I envy the architects and engineers who are asked to produce renderings of what the future could look like, especially when they are allowed the freedom to present their vision with few limitations. Especially when they go big.

Often these drawings of new landscapes and grand structures are altogether improbable. The Kalispell Core Area Revitalization plan is a good example of that. CTA Architects Engineers depicted a downtown adorned with more trees and wider sidewalks in a bustling city that mixes retail, residential and entertainment. It’s ambitious and perhaps infeasible. But the alternative, setting a goal that is at once attainable and uninspired, is worse.

In a recent interview with Wired magazine, Larry Page, the CEO and cofounder of Google, spoke about why he aims for 1,000 percent improvement in his products when most companies are satisfied with 10 percent. To him, setting modest goals stunts growth.

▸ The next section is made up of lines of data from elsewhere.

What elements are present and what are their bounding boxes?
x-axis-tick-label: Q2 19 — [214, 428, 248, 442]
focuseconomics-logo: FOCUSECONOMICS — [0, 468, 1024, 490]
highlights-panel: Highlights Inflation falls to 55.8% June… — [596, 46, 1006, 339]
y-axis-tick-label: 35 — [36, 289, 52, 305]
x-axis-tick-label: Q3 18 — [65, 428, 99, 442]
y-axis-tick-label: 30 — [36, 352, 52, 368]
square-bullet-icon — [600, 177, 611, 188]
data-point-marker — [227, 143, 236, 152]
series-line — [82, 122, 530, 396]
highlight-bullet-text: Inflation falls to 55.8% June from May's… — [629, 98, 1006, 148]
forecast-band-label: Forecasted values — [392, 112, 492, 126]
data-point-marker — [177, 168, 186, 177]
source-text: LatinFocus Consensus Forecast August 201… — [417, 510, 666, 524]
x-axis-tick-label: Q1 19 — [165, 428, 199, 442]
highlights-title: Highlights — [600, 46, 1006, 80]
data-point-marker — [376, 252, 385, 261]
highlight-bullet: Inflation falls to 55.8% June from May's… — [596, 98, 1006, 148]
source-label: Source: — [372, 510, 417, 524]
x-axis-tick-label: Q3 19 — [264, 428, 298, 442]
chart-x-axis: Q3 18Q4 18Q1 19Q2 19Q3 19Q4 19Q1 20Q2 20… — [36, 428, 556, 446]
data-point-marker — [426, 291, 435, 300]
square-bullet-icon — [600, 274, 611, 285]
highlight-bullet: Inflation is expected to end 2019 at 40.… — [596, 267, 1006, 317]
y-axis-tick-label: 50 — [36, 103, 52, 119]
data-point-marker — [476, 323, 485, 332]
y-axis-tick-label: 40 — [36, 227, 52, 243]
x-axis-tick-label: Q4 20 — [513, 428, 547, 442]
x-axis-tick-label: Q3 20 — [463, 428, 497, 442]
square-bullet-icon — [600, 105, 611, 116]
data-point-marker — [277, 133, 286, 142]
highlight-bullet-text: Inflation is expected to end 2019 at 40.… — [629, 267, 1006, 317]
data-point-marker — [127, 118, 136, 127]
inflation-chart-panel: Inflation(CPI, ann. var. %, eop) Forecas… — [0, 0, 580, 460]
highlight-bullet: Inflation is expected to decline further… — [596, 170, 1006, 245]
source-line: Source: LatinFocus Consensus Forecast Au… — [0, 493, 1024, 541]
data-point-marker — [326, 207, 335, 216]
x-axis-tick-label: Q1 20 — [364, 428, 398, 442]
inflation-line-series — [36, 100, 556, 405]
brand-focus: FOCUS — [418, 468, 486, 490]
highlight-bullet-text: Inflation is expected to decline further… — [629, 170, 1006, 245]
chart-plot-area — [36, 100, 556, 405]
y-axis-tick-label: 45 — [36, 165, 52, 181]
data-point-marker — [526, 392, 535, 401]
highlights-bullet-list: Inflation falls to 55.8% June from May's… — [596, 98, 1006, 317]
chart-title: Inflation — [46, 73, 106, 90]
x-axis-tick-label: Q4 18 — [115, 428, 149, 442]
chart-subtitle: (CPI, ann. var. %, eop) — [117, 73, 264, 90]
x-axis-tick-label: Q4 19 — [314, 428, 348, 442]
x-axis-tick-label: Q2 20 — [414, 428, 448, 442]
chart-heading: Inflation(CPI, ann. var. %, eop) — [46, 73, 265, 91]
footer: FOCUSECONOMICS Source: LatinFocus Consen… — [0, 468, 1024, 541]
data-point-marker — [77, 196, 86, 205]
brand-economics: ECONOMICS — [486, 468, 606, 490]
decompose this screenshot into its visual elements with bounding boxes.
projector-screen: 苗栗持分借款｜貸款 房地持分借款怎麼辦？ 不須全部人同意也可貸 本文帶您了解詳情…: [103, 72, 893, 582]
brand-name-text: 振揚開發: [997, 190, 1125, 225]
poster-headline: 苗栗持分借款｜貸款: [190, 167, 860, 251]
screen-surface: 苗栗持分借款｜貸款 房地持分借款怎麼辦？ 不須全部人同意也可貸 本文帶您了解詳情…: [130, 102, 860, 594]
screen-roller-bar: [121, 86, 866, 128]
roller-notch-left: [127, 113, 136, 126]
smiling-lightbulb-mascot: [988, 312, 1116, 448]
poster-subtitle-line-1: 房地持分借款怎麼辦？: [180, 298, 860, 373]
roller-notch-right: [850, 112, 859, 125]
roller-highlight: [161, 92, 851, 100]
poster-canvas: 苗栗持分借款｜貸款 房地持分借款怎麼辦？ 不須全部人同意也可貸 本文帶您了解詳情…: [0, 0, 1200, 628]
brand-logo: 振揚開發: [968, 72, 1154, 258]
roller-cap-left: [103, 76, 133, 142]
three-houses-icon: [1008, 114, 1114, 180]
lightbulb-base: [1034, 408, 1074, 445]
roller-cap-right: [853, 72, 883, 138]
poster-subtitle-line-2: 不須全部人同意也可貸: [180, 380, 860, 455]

“It’s natural for people to want to work on things that they know aren’t going to fail,” Page said. “But incremental improvement is guaranteed to be obsolete over time.”

His advice is to shoot for the moon. And that’s what Kalispell city officials should do as they study how to improve the heart of its city. Follow CTA Architects’ lead and consider transformative ideas rather than come up with excuses for why the project will fail.

The same goes for expanding higher education opportunities in the area. Flathead Valley Community College announced that it is exploring the possibility of expanding its four-year degree offerings. Right now is the opportunity for the school to take its own moon shot. Instead of simply offering a few new programs as a satellite school, make it a destination for in- and out-of-state students. Build more on-campus housing, expand the sports programs and resemble a university.

The chances of all this happening are slight. But FVCC President Jane Karas, who is widely respected and has overseen unprecedented growth, has the clout to make the case for Kalispell as a college town. And I hope she does.

What’s encouraging is that across the valley as the economy has modestly improved, local politicians and community leaders are no longer simply trying to minimize the fallout from the recession. Imagine these proposals being discussed just five years ago.

Now Columbia Falls, with manufacturing firms that have sprung up along the U.S. Highway 2 corridor, should envision itself as a city that attracts young innovators. Kalispell, which along with its core revitalization proposal is looking to build a rail-served industrial park to attract new businesses, should rethink what’s possible.

The worst that can happen is these best-laid plans fail spectacularly and nothing changes. But I commend those who think they should, who think our county’s 9 percent unemployment is far too high and who recognize the economy does not improve by simply hoping. Whether it’s a four-year school or a completely reimagined city, there is merit to what some may consider far-fetched ideas.

I’m old enough to remember when Google was simply a search engine company and, as Page told Wired, even that idea was panned by critics who contended, “You guys are gonna fail, there’s already five search companies.” They didn’t, but that’s not to say they never have. Google+, the social media platform, has struggled to compete with Facebook. Nonetheless, the company’s ideas have only grown in scale.

Now Page is working on wearable computer systems, driverless cars and even artificial brains. Google goes so big and sets its goals so high that many of its ideas, until very recently, would be considered crazy. But that’s the point.

“If you’re not doing some things that are crazy,” Page told Wired, “then you’re doing the wrong things.”